Lo speciale Dedicato a Maurizio Costanzo è stato davvero un bell’omaggio? Proviamo a capirlo.

Dal punto di vista degli ascolti la trasmissione è un successo: 1 milione e 9 di telespettatori in seconda serata, col 21.9% di share. Ma non basta a raccontare i programma come un prodotto ben riuscito.

Tanti ospiti importanti a rappresentare i grandi amici di Costanzo, ma anche tante assenze (perché non c’erano Pierluigi Diaco, Vittorio Sgarbi, Giampiero Mughini, Gerry Scotti, giusto per dirne qualcuno?).

Tanta commozione, ma anche tanta ripetitività: fatti i saluti di Maria De Filippi, l’ospite d’onore travestito da conduttore, Fabio Fazio, non riesce a mascherare il suo disagio e lo fa ribadendo per tutta la puntata una serie di “Ma ci pensate che lui era qui”, “Ma ci pensate che lui ha inventato”…Ma ci pensate che Fabio Fazio ha sempre sputato su Berlusconi e in nome del denaro si è reso disponibile a presentare un evento su Canale 5?

Fazio conduce lo speciale ovviamente a suo modo: con garbo e noiosissima ruffianeria, decisamente non all’altezza della situazione, che non richiedeva voce tremolante e gag artefatte ma solo attenzione.

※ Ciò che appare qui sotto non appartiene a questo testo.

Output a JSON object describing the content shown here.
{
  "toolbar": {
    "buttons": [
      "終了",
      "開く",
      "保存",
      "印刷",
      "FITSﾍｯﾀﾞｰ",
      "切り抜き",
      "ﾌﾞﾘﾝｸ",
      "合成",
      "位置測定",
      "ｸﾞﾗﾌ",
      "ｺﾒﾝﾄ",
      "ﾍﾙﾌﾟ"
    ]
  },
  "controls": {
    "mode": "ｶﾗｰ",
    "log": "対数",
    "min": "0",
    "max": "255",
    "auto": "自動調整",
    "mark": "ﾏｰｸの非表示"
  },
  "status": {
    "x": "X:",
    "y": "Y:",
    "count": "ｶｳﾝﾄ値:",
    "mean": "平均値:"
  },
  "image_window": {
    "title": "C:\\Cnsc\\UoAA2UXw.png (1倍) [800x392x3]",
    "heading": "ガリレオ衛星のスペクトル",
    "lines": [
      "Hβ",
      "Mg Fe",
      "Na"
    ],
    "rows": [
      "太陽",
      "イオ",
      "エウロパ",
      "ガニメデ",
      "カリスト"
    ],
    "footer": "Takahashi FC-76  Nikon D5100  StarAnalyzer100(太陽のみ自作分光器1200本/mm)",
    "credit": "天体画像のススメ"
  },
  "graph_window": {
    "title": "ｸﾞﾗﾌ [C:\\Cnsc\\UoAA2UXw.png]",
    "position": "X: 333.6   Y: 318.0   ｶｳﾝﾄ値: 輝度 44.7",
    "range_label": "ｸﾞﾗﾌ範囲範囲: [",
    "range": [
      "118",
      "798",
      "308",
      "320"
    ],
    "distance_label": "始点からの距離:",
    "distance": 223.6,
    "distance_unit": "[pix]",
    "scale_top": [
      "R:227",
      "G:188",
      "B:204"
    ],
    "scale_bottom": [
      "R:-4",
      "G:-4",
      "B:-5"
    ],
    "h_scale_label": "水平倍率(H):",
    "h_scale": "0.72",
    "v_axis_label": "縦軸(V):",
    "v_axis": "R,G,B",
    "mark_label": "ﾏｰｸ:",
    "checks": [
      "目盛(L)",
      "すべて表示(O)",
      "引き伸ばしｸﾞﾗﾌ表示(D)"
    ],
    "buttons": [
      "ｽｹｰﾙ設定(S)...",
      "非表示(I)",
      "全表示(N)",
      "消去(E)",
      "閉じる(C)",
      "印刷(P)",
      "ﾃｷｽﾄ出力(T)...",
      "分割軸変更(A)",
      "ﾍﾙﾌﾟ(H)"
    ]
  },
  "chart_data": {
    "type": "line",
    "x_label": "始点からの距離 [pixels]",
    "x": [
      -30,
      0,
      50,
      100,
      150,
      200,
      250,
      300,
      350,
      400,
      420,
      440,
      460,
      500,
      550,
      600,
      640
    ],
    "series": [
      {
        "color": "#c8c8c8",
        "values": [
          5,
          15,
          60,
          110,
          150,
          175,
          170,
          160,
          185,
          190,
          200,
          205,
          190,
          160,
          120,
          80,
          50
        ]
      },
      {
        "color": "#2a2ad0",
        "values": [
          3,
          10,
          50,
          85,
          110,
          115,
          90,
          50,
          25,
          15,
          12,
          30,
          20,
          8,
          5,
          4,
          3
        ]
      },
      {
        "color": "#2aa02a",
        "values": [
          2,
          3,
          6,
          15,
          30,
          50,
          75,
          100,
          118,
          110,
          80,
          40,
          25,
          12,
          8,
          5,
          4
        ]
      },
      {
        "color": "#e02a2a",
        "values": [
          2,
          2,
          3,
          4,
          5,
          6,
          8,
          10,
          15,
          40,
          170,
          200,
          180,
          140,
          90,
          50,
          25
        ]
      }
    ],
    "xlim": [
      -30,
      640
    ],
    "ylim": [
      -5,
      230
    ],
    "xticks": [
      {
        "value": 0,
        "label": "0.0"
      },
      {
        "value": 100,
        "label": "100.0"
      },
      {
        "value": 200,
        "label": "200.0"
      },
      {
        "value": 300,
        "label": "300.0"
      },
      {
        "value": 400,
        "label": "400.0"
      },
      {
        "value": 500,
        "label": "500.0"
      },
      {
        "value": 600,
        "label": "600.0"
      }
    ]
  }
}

Impossibile non notare la gaffe di Enrico Mentana: mentre ricorda le trasmissioni fatte insieme a Costanzo, rammenta I tre tenori, storico evento andato in onda nel 1998 con Vianello, Bongiorno e Corrado. Ammette: “Una cosa così, con personaggi di quel calibro, sarebbe impossibile da rifare oggi”. Peccato che pochi anni fa proprio Costanzo e Mentana ci riprovarono, in una serata fatta con Bonolis (presente in sala ieri), Scotti e Carlo Conti.

Lo speciale dedicato a Maurizio Costanzo è un agglomerato di tanti ospiti al Teatro Parioli (da oggi intitolato anche al famoso giornalista) che raccontano un aneddoto a testa riguardante l’amico scomparso un anno fa. Quasi tutti ricordano il loro primo incontro con Costanzo: curioso, ma trattandosi quasi di tutti ospiti storici del talk show, è difficile non averli già sentiti. Bello vedere Venier e Arbore vicini, ma anche loro scadono nel già ripetuto e saputo da chiunque.

Fanno eccezione Verdone e De Sica, capaci come nessun altro di rendere spettacolare una serata altrimenti senza grandi sorprese.

Oltre gli interventi dei due attori e di Paolo Bonolis (anche ad altri è apparso con lo sguardo a disagio nel collegamento con Piersilvio Berlusconi?), i momenti più belli sono i filmati con lo stesso Costanzo. Tanto valeva fare un bel programma, magari in prima serata, con tanti videoricordi.

Doveva essere un omaggio, si è rivelato un tentativo pessimo di riproporre l’improponibile: uno show che aveva il nome e cognome del suo inventore. Inutile pensare che possa rifarlo qualcun altro: puoi mettere gli stessi ospiti, nella stessa cornice, ma nessuno sarà in grado di ascoltare gli invitati nella medesima maniera. Maurizio Costanzo Show lo poteva fare solo lui: protagonista senza manie di protagonismo. Tutti gli altri possono accomodarsi.